A "red mist" of rage and excitement overcomes some police drivers when they chase a fleeing vehicle, officers have told an inquiry into the record toll of people dying in pursuits.

A "red mist" of rage and excitement overcomes some police drivers when they chase a fleeing vehicle, officers have told an inquiry into the record toll of people dying in pursuits.

In the past seven months, 26 people have died during car chases involving police vehicles – one more than in the whole of last year – despite a national campaign to reduce the number of fatalities and improve driving standards. At the current rate, by the end of the year the number of deaths in England and Wales from police pursuits will reach 40, in stark comparison with the nine recorded in 1997.

In the most recent cases, both of which were on Saturday, a 14-year-old boy died after he lost control of the car he was driving and crashed into a road sign in Bury, Lancashire, while being chased on a motorway by police.

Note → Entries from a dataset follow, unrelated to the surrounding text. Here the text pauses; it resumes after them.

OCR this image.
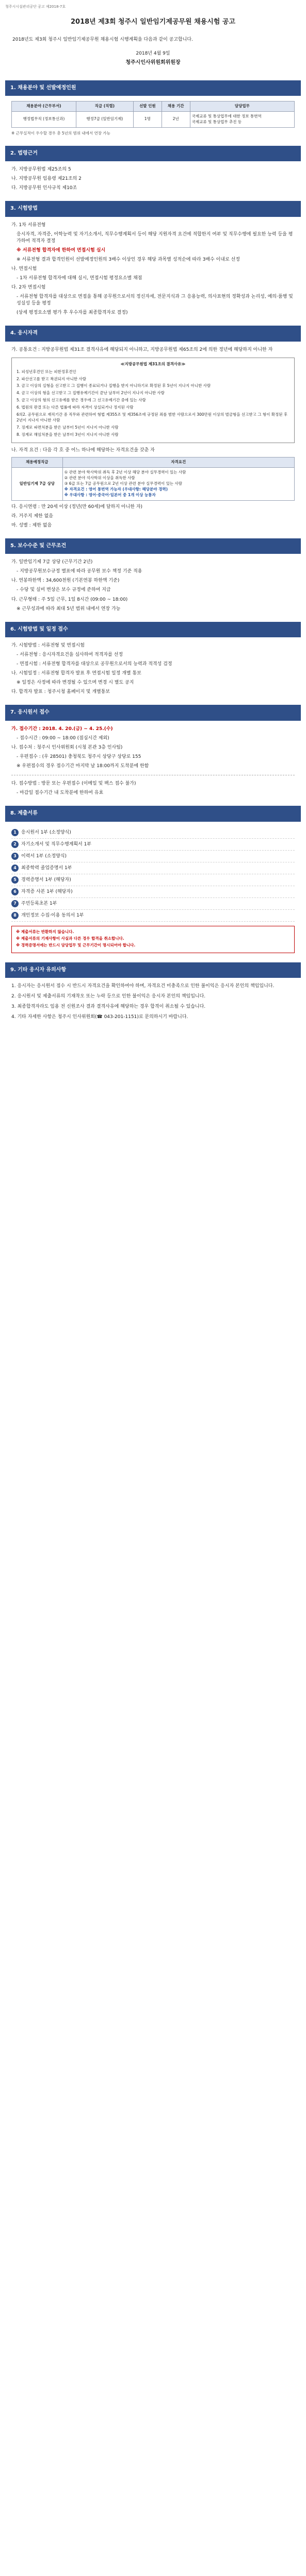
청주시시설관리공단 공고 제2018-7호
2018년 제3회 청주시 일반임기제공무원 채용시험 공고
2018년도 제3회 청주시 일반임기제공무원 채용시험 시행계획을 다음과 같이 공고합니다.
2018년 4월 9일
청주시인사위원회위원장
1. 채용분야 및 선발예정인원
채용분야 (근무부서)	직급 (직렬)	선발 인원	채용 기간	담당업무
행정법무직 (정보통신과)	행정7급 (일반임기제)	1명	2년	국제교류 및 통상업무에 대한 정보 통번역
국제교류 및 통상업무 추진 등
※ 근무실적이 우수할 경우 총 5년의 범위 내에서 연장 가능
2. 법령근거

가. 지방공무원법 제25조의 5

나. 지방공무원 임용령 제21조의 2

다. 지방공무원 인사규칙 제10조

3. 시험방법

가. 1차 서류전형

응시자격, 자격증, 어학능력 및 자기소개서, 직무수행계획서 등이 해당 지원자격 요건에 적합한지 여부 및 직무수행에 필요한 능력 등을 평가하여 적격자 결정

※ 서류전형 합격자에 한하여 면접시험 실시

※ 서류전형 결과 합격인원이 선발예정인원의 3배수 이상인 경우 해당 과목별 성적순에 따라 3배수 이내로 선정

나. 면접시험

- 1차 서류전형 합격자에 대해 실시, 면접시험 평정요소별 채점

다. 2차 면접시험

- 서류전형 합격자를 대상으로 면접을 통해 공무원으로서의 정신자세, 전문지식과 그 응용능력, 의사표현의 정확성과 논리성, 예의·품행 및 성실성 등을 평정

(상세 평정요소별 평가 후 우수자를 최종합격자로 결정)

4. 응시자격

가. 공통요건 : 지방공무원법 제31조 결격사유에 해당되지 아니하고, 지방공무원법 제65조의 2에 의한 정년에 해당하지 아니한 자

≪지방공무원법 제31조의 결격사유≫

1. 피성년후견인 또는 피한정후견인

2. 파산선고를 받고 복권되지 아니한 사람

3. 금고 이상의 실형을 선고받고 그 집행이 종료되거나 집행을 받지 아니하기로 확정된 후 5년이 지나지 아니한 사람

4. 금고 이상의 형을 선고받고 그 집행유예기간이 끝난 날부터 2년이 지나지 아니한 사람

5. 금고 이상의 형의 선고유예를 받은 경우에 그 선고유예기간 중에 있는 사람

6. 법원의 판결 또는 다른 법률에 따라 자격이 상실되거나 정지된 사람

6의2. 공무원으로 재직기간 중 직무와 관련하여 형법 제355조 및 제356조에 규정된 죄를 범한 사람으로서 300만원 이상의 벌금형을 선고받고 그 형이 확정된 후 2년이 지나지 아니한 사람

7. 징계로 파면처분을 받은 날부터 5년이 지나지 아니한 사람

8. 징계로 해임처분을 받은 날부터 3년이 지나지 아니한 사람

나. 자격 요건 : 다음 각 호 중 어느 하나에 해당하는 자격요건을 갖춘 자

채용예정직급	자격요건
일반임기제 7급 상당	① 관련 분야 학사학위 취득 후 2년 이상 해당 분야 실무경력이 있는 사람
② 관련 분야 석사학위 이상을 취득한 사람
③ 6급 또는 7급 공무원으로 2년 이상 관련 분야 실무경력이 있는 사람
※ 자격요건 : 영어 통번역 가능자 (우대사항: 해당분야 경력)
※ 우대사항 : 영어·중국어·일본어 중 1개 이상 능통자

다. 응시연령 : 만 20세 이상 (정년(만 60세)에 달하지 아니한 자)

라. 거주지 제한 없음

마. 성별 : 제한 없음

5. 보수수준 및 근무조건

가. 일반임기제 7급 상당 (근무기간 2년)

- 지방공무원보수규정 별표에 따라 공무원 보수 책정 기준 적용

나. 연봉하한액 : 34,600천원 (기본연봉 하한액 기준)

- 수당 및 실비 변상은 보수 규정에 준하여 지급

다. 근무형태 : 주 5일 근무, 1일 8시간 (09:00 ~ 18:00)

※ 근무성과에 따라 최대 5년 범위 내에서 연장 가능

6. 시험방법 및 일정 접수

가. 시험방법 : 서류전형 및 면접시험

- 서류전형 : 응시자격요건을 심사하여 적격자를 선정

- 면접시험 : 서류전형 합격자를 대상으로 공무원으로서의 능력과 적격성 검정

나. 시험일정 : 서류전형 합격자 발표 후 면접시험 일정 개별 통보

※ 일정은 사정에 따라 변경될 수 있으며 변경 시 별도 공지

다. 합격자 발표 : 청주시청 홈페이지 및 개별통보

7. 응시원서 접수

가. 접수기간 : 2018. 4. 20.(금) ~ 4. 25.(수)

- 접수시간 : 09:00 ~ 18:00 (점심시간 제외)

나. 접수처 : 청주시 인사위원회 (시청 본관 3층 인사팀)

- 우편접수 : (우 28501) 충청북도 청주시 상당구 상당로 155

※ 우편접수의 경우 접수기간 마지막 날 18:00까지 도착분에 한함

다. 접수방법 : 방문 또는 우편접수 (이메일 및 팩스 접수 불가)

- 마감일 접수기간 내 도착분에 한하여 유효

8. 제출서류
1 응시원서 1부 (소정양식)
2 자기소개서 및 직무수행계획서 1부
3 이력서 1부 (소정양식)
4 최종학력 졸업증명서 1부
5 경력증명서 1부 (해당자)
6 자격증 사본 1부 (해당자)
7 주민등록초본 1부
8 개인정보 수집·이용 동의서 1부

※ 제출서류는 반환하지 않습니다.

※ 제출서류의 기재사항이 사실과 다른 경우 합격을 취소합니다.

※ 경력증명서에는 반드시 담당업무 및 근무기간이 명시되어야 합니다.

9. 기타 응시자 유의사항

1. 응시자는 응시원서 접수 시 반드시 자격요건을 확인하여야 하며, 자격요건 미충족으로 인한 불이익은 응시자 본인의 책임입니다.

2. 응시원서 및 제출서류의 기재착오 또는 누락 등으로 인한 불이익은 응시자 본인의 책임입니다.

3. 최종합격자라도 임용 전 신원조사 결과 결격사유에 해당하는 경우 합격이 취소될 수 있습니다.

4. 기타 자세한 사항은 청주시 인사위원회(☎ 043-201-1151)로 문의하시기 바랍니다.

In a separate incident in Cleveland, a car being driven by a 16-year-old boy – and being chased by police – crashed into the side of another vehicle, killing its 22-year-old male passenger.

The Police Complaints Authority, the independent body that oversees investigations into police pursuits, has set up an inquiry into the rising fatalities.

During its preliminary interviews, several police drivers revealed some of their colleagues were affected by their emotions at the start of a chase.

Dr David Best, the head of research at the authority, said: "What police drivers say [about some of their fellow drivers] is that a red mist comes down when the pursuit starts and there's a disproportionate determination to catch the person being chased."

He added: "The officers who join the traffic police may be prone to being attracted to a car-type culture – this needs to be investigated. We also need to examine whether there is a disproportionate level of force used following a pursuit."

Dr Best said early research found most chases ending in death lasted three to five minutes and the person fleeing was usually a young white male with a criminal record who may have been drinking and was probably a banned driver.

The authority believes many of the current procedures may be at fault and says radical rule changes are needed.

Last year saw a record 25 deaths. In the first seven months of this year 26 have died –– five of them pedestrians – during chases. That compares with a total of 15 deaths in the same seven-month period last year.

Dr Best will be examining about 100 cases of pursuits that took place from 1998 to 2000 as part of his inquiry and believes the causes behind the decision to chase a vehicle need to be investigated. He said: "We need to consider whether the police report the full risks involved in a case enough to the control room to allow them to continue the pursuit and whether they start pursuing on relatively weak evidence." He added: "One of the big questions is when police break the road highway safety law are they doing it justifiably. When they speed or go through red traffic lights can they justify it?"

Sir Alastair Graham, the chairman of authority, said: "There is a rising tide of death taking place in police pursuits. This is the issue causing the PCA greatest concern at the moment. We are anxious to find ways to bring down the death toll. We may have to take a radical approach to the issue and completely rethink how the police response to pursuit situations in the future."

Some chief constables believe part of the problem is caused by the Home Office setting targets for the police to respond to emergencies, something they say encourages speeding. In Sussex, the force has refused to record the emergency response times because of their concerns over road safety. In the Metropolitan Police some vehicles are having aircraft-style "black box" recorders fitted to retain details of the speed at which a car was travelling when it crashed.